Cinnamon strudel babkas
- September 2017
- Makes 12
- Hands-on 50 mins, cook time 30 minutes, plus 2 hours proving
These individual cinnamon-swirled babkas, from Baking School: The Bread Ahead Cookbook, are a tear-into-them-while-warm triumph. Serve them alongside strong coffee for a delightful breakfast treat.
- 450g strong white bread flour, plus extra for dusting
- 4g fine sea salt
- 10g caster sugar
- 5g ground nutmeg
- 280g milk
- 50g butter
- 8g fresh yeast
For the filling
- 30g ground cinnamon
- 75g caster sugar
- 75g soft dark brown sugar
- 150g butter
- 1 egg, beaten, for the eggwash
For the strudel topping
- 75g flour
- 75g sugar
- 15g demerara sugar
- 45g butter
- A pinch of fine sea salt
- Raspberry jam
You will also need
- A water spray
- Put the flour, salt, sugar and nutmeg for the dough into a bowl and combine, just enough for them to get to know each other. Make a well in the centre of the flour.

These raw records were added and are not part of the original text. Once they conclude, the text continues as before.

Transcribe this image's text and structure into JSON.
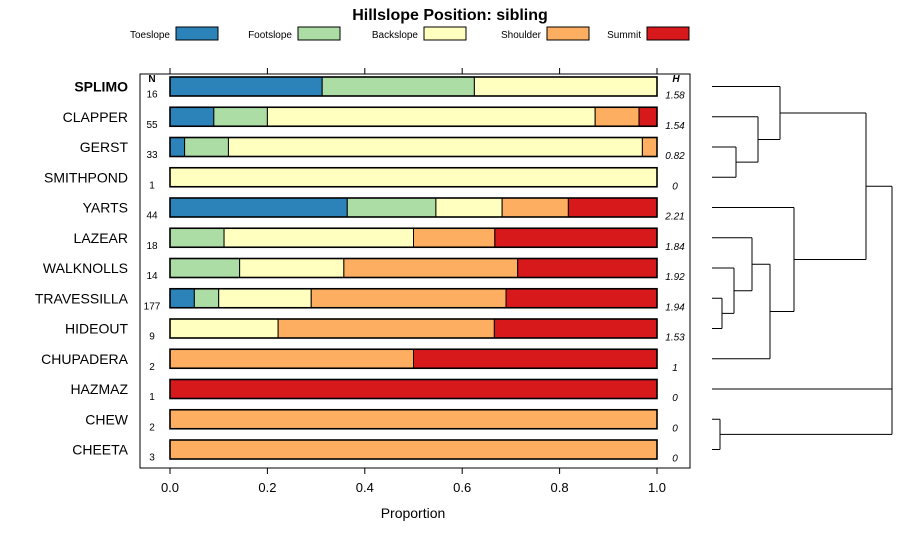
{
  "chart_data": {
    "type": "bar",
    "stacked": true,
    "orientation": "horizontal",
    "title": "Hillslope Position: sibling",
    "xlabel": "Proportion",
    "xlim": [
      0,
      1
    ],
    "xticks": [
      "0.0",
      "0.2",
      "0.4",
      "0.6",
      "0.8",
      "1.0"
    ],
    "legend_position": "top",
    "n_header": "N",
    "h_header": "H",
    "series": [
      {
        "name": "Toeslope",
        "color": "#2B83BA"
      },
      {
        "name": "Footslope",
        "color": "#ABDDA4"
      },
      {
        "name": "Backslope",
        "color": "#FFFFBF"
      },
      {
        "name": "Shoulder",
        "color": "#FDAE61"
      },
      {
        "name": "Summit",
        "color": "#D7191C"
      }
    ],
    "categories": [
      {
        "name": "SPLIMO",
        "bold": true,
        "n": "16",
        "h": "1.58",
        "values": [
          0.3125,
          0.3125,
          0.375,
          0,
          0
        ]
      },
      {
        "name": "CLAPPER",
        "bold": false,
        "n": "55",
        "h": "1.54",
        "values": [
          0.09,
          0.11,
          0.673,
          0.09,
          0.037
        ]
      },
      {
        "name": "GERST",
        "bold": false,
        "n": "33",
        "h": "0.82",
        "values": [
          0.03,
          0.09,
          0.85,
          0.03,
          0
        ]
      },
      {
        "name": "SMITHPOND",
        "bold": false,
        "n": "1",
        "h": "0",
        "values": [
          0,
          0,
          1,
          0,
          0
        ]
      },
      {
        "name": "YARTS",
        "bold": false,
        "n": "44",
        "h": "2.21",
        "values": [
          0.364,
          0.182,
          0.136,
          0.136,
          0.182
        ]
      },
      {
        "name": "LAZEAR",
        "bold": false,
        "n": "18",
        "h": "1.84",
        "values": [
          0,
          0.111,
          0.389,
          0.167,
          0.333
        ]
      },
      {
        "name": "WALKNOLLS",
        "bold": false,
        "n": "14",
        "h": "1.92",
        "values": [
          0,
          0.143,
          0.214,
          0.357,
          0.286
        ]
      },
      {
        "name": "TRAVESSILLA",
        "bold": false,
        "n": "177",
        "h": "1.94",
        "values": [
          0.05,
          0.05,
          0.19,
          0.4,
          0.31
        ]
      },
      {
        "name": "HIDEOUT",
        "bold": false,
        "n": "9",
        "h": "1.53",
        "values": [
          0,
          0,
          0.222,
          0.444,
          0.334
        ]
      },
      {
        "name": "CHUPADERA",
        "bold": false,
        "n": "2",
        "h": "1",
        "values": [
          0,
          0,
          0,
          0.5,
          0.5
        ]
      },
      {
        "name": "HAZMAZ",
        "bold": false,
        "n": "1",
        "h": "0",
        "values": [
          0,
          0,
          0,
          0,
          1
        ]
      },
      {
        "name": "CHEW",
        "bold": false,
        "n": "2",
        "h": "0",
        "values": [
          0,
          0,
          0,
          1,
          0
        ]
      },
      {
        "name": "CHEETA",
        "bold": false,
        "n": "3",
        "h": "0",
        "values": [
          0,
          0,
          0,
          1,
          0
        ]
      }
    ],
    "dendrogram": true
  }
}
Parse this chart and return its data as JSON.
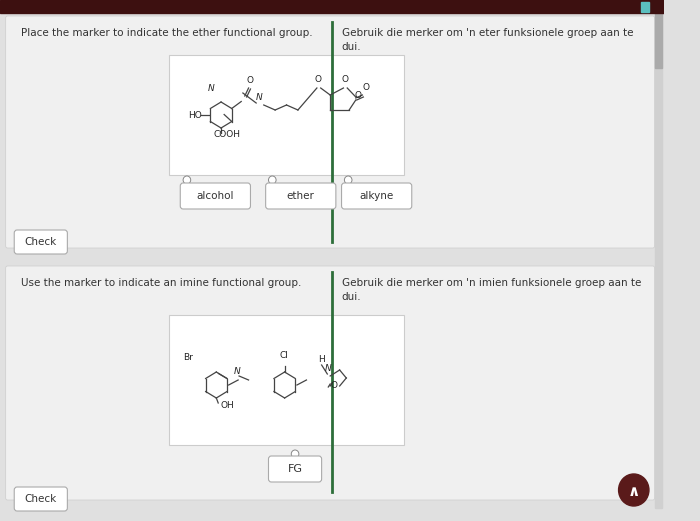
{
  "bg_color": "#e0e0e0",
  "top_bar_color": "#3d1010",
  "divider_color": "#2d6e3a",
  "panel1_bg": "#f0f0f0",
  "panel2_bg": "#f0f0f0",
  "text_color": "#333333",
  "panel1_instruction_en": "Place the marker to indicate the ether functional group.",
  "panel1_instruction_af": "Gebruik die merker om 'n eter funksionele groep aan te\ndui.",
  "panel2_instruction_en": "Use the marker to indicate an imine functional group.",
  "panel2_instruction_af": "Gebruik die merker om 'n imien funksionele groep aan te\ndui.",
  "button_labels": [
    "alcohol",
    "ether",
    "alkyne"
  ],
  "button2_label": "FG",
  "mol_box_color": "#ffffff",
  "mol_box_border": "#cccccc",
  "small_circle_color": "#888888",
  "nav_button_color": "#5a1a1a",
  "bond_color": "#444444",
  "label_color": "#222222"
}
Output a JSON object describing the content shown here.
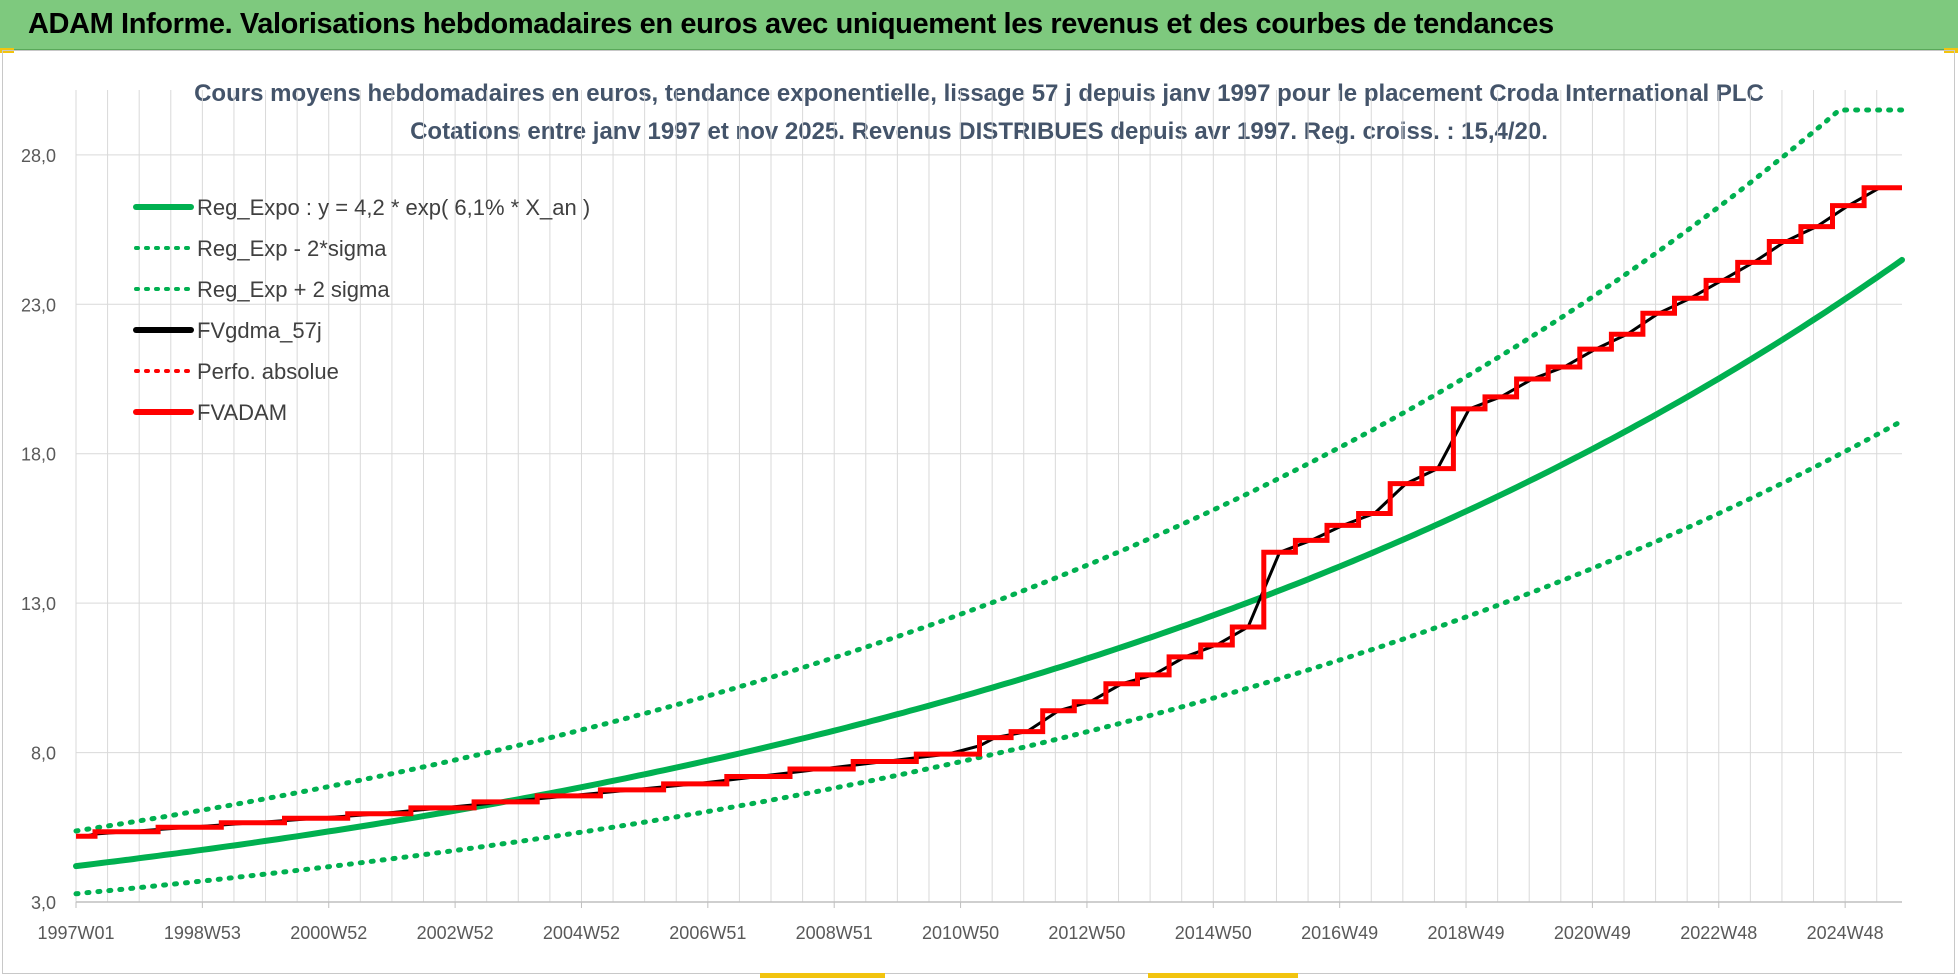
{
  "header": {
    "title": "ADAM Informe. Valorisations hebdomadaires en euros avec uniquement les revenus et des courbes de tendances"
  },
  "colors": {
    "banner": "#7ec97e",
    "reg_expo": "#00b050",
    "fvgdma": "#000000",
    "fvadam": "#ff0000",
    "grid": "#d9d9d9",
    "title_text": "#44546a"
  },
  "chart_data": {
    "type": "line",
    "title_line1": "Cours moyens hebdomadaires en euros, tendance exponentielle, lissage 57 j depuis janv 1997 pour le placement Croda International PLC",
    "title_line2": "Cotations entre janv 1997 et nov 2025. Revenus DISTRIBUES depuis avr 1997. Reg. croiss. : 15,4/20.",
    "xlabel": "",
    "ylabel": "",
    "x_range": [
      1997.0,
      2025.9
    ],
    "ylim": [
      3,
      29.5
    ],
    "y_ticks": [
      3,
      8,
      13,
      18,
      23,
      28
    ],
    "y_tick_labels": [
      "3,0",
      "8,0",
      "13,0",
      "18,0",
      "23,0",
      "28,0"
    ],
    "x_ticks": [
      1997.0,
      1999.0,
      2001.0,
      2003.0,
      2005.0,
      2007.0,
      2009.0,
      2011.0,
      2013.0,
      2015.0,
      2017.0,
      2019.0,
      2021.0,
      2023.0,
      2025.0
    ],
    "x_tick_labels": [
      "1997W01",
      "1998W53",
      "2000W52",
      "2002W52",
      "2004W52",
      "2006W51",
      "2008W51",
      "2010W50",
      "2012W50",
      "2014W50",
      "2016W49",
      "2018W49",
      "2020W49",
      "2022W48",
      "2024W48"
    ],
    "legend": [
      {
        "label": "Reg_Expo : y = 4,2 * exp( 6,1% *  X_an )",
        "color": "#00b050",
        "style": "solid"
      },
      {
        "label": "Reg_Exp - 2*sigma",
        "color": "#00b050",
        "style": "dotted"
      },
      {
        "label": "Reg_Exp + 2 sigma",
        "color": "#00b050",
        "style": "dotted"
      },
      {
        "label": "FVgdma_57j",
        "color": "#000000",
        "style": "solid"
      },
      {
        "label": "Perfo. absolue",
        "color": "#ff0000",
        "style": "dotted"
      },
      {
        "label": "FVADAM",
        "color": "#ff0000",
        "style": "solid"
      }
    ],
    "legend_position": "top-left",
    "series": [
      {
        "name": "Reg_Expo",
        "kind": "exp",
        "a": 4.2,
        "rate": 0.061,
        "scale": 1.0,
        "values_note": "y = 4,2 * exp(6,1% * X_an)"
      },
      {
        "name": "Reg_Exp - 2*sigma",
        "kind": "exp",
        "a": 4.2,
        "rate": 0.061,
        "scale": 0.78
      },
      {
        "name": "Reg_Exp + 2 sigma",
        "kind": "exp",
        "a": 4.2,
        "rate": 0.061,
        "scale": 1.28,
        "cap": 29.5
      },
      {
        "name": "FVADAM",
        "kind": "step",
        "x": [
          1997.0,
          1997.3,
          1998.3,
          1999.3,
          2000.3,
          2001.3,
          2002.3,
          2003.3,
          2004.3,
          2005.3,
          2006.3,
          2007.3,
          2008.3,
          2009.3,
          2010.3,
          2011.3,
          2011.8,
          2012.3,
          2012.8,
          2013.3,
          2013.8,
          2014.3,
          2014.8,
          2015.3,
          2015.8,
          2016.3,
          2016.8,
          2017.3,
          2017.8,
          2018.3,
          2018.8,
          2019.3,
          2019.8,
          2020.3,
          2020.8,
          2021.3,
          2021.8,
          2022.3,
          2022.8,
          2023.3,
          2023.8,
          2024.3,
          2024.8,
          2025.3,
          2025.8,
          2025.9
        ],
        "values": [
          5.2,
          5.35,
          5.5,
          5.65,
          5.8,
          5.95,
          6.15,
          6.35,
          6.55,
          6.75,
          6.95,
          7.2,
          7.45,
          7.7,
          7.95,
          8.5,
          8.7,
          9.4,
          9.7,
          10.3,
          10.6,
          11.2,
          11.6,
          12.2,
          14.7,
          15.1,
          15.6,
          16.0,
          17.0,
          17.5,
          19.5,
          19.9,
          20.5,
          20.9,
          21.5,
          22.0,
          22.7,
          23.2,
          23.8,
          24.4,
          25.1,
          25.6,
          26.3,
          26.9,
          26.9,
          26.9
        ]
      },
      {
        "name": "FVgdma_57j",
        "kind": "smoothed",
        "source": "FVADAM"
      }
    ]
  }
}
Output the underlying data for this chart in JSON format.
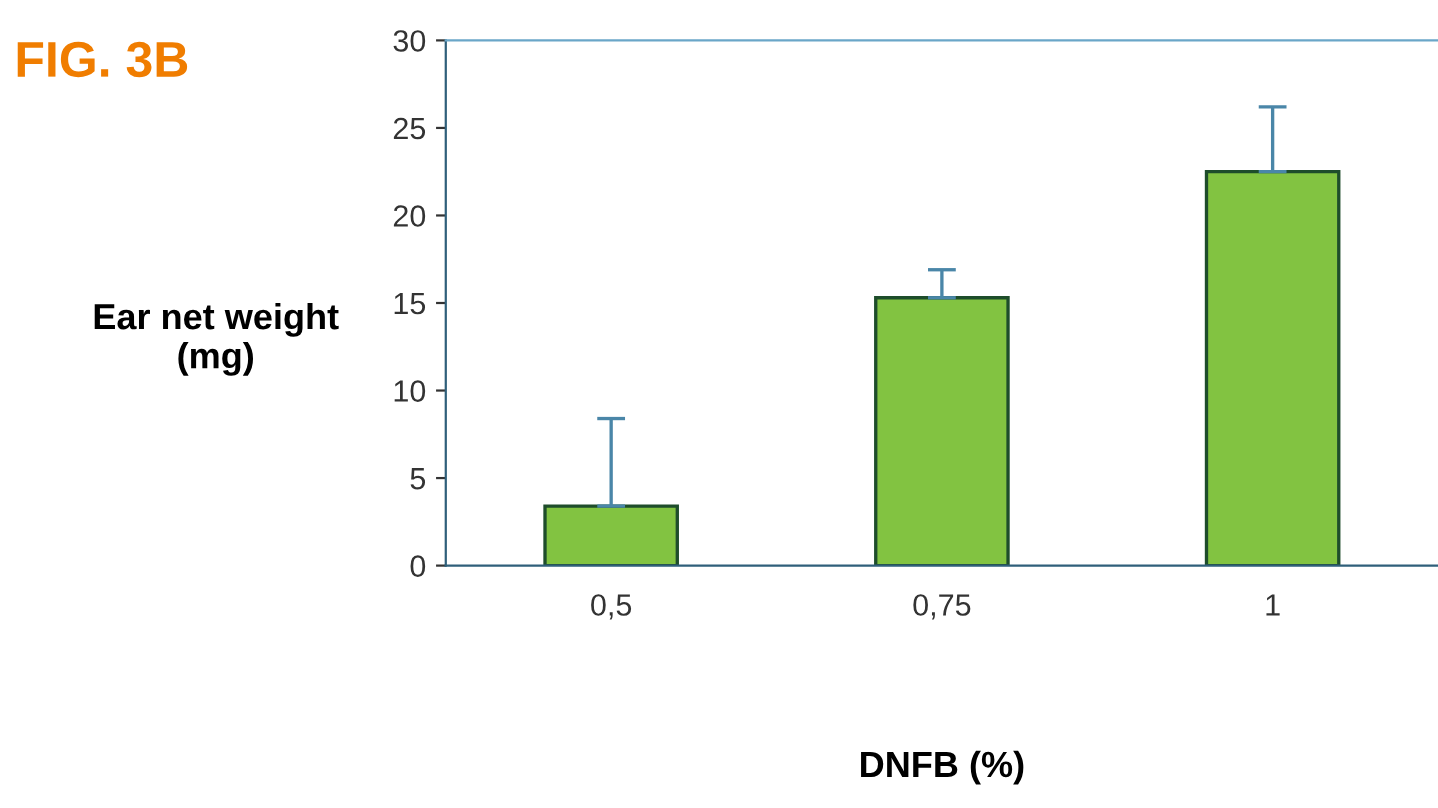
{
  "chart_data": {
    "type": "bar",
    "title": "FIG. 3B",
    "xlabel": "DNFB (%)",
    "ylabel": "Ear net weight\n(mg)",
    "categories": [
      "0,5",
      "0,75",
      "1"
    ],
    "values": [
      3.4,
      15.3,
      22.5
    ],
    "errors": [
      [
        3.4,
        8.4
      ],
      [
        15.3,
        16.9
      ],
      [
        22.5,
        26.2
      ]
    ],
    "color": "#82c341",
    "ylim": [
      0,
      30
    ],
    "yticks": [
      0,
      5,
      10,
      15,
      20,
      25,
      30
    ],
    "grid": false
  }
}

- Measure the milk and butter into a small saucepan and heat until the butter starts to soften (important: do not let the temperature go above 30°C). Remove from the heat, add the yeast, and mix until dissolved. Pour the liquid into the well in the flour, and with one hand gently bring the dough together. Once it starts coming together, take it out of the bowl and place it on your work surface. Don’t add any flour.
- Now, with the heel of your hand push the dough into the work surface and ‘stretch and tear’ (see know-how below) for 8 minutes. Your dough will become nice and elasticated and have a velvety feel. Put it back into the bowl, then cover and leave at room temperature for 1 hour.
- To make the filling, mix the cinnamon and sugars together in a small bowl, then mix in the butter until combined.
- Roll out the dough on a lightly floured surface to form a rectangle about 40cm x 30cm. Spread the filling evenly over the dough, leaving a small strip clear of filling along one of the long edges (this strip will be used to seal the dough once it’s rolled), then brush the clear strip with the eggwash.
- Roll up the dough lengthways, gently pressing the filling-free edge into the dough to seal it.
- Line a baking tray with baking paper, then cut the roll into 12 pieces and place them cut side up on the tray. Gently open each babka up with your fingers, then leave to rise at room temperature for 1 hour, until risen and touching each other.
- To make the strudel topping, mix the flour and sugars together in a bowl, then rub in the butter. Once rubbed in and looking like coarse sand, pop the topping into the fridge while the babkas are rising.
- Preheat your oven to 220°C/fan 200°C/gas 7. Get your water spray ready.
- Dollop a teaspoonful of jam in the centre of each babka, and sprinkle with the strudel topping. Place in the oven and lightly spray inside the oven with your water spray. Bake for 20 minutes, then turn the tray round and bake for a further 10 minutes more.
- Leave to cool a little, then enjoy warm, with extra-thick double cream.
Make your hand into a claw shape, resting above the dough then, with the heel of your hand, push the dough into the work surface and stretch and tear the dough forwards, then grab it and bring it back to where you started the ‘stretch and tear’. Repeat it for the required length of time stated in the recipe. Make sure you scrape your dough to the centre throughout the ‘stretch and tear’ process to make sure it gets developed evenly. After a few minutes you should be able to feel the start of development in the dough.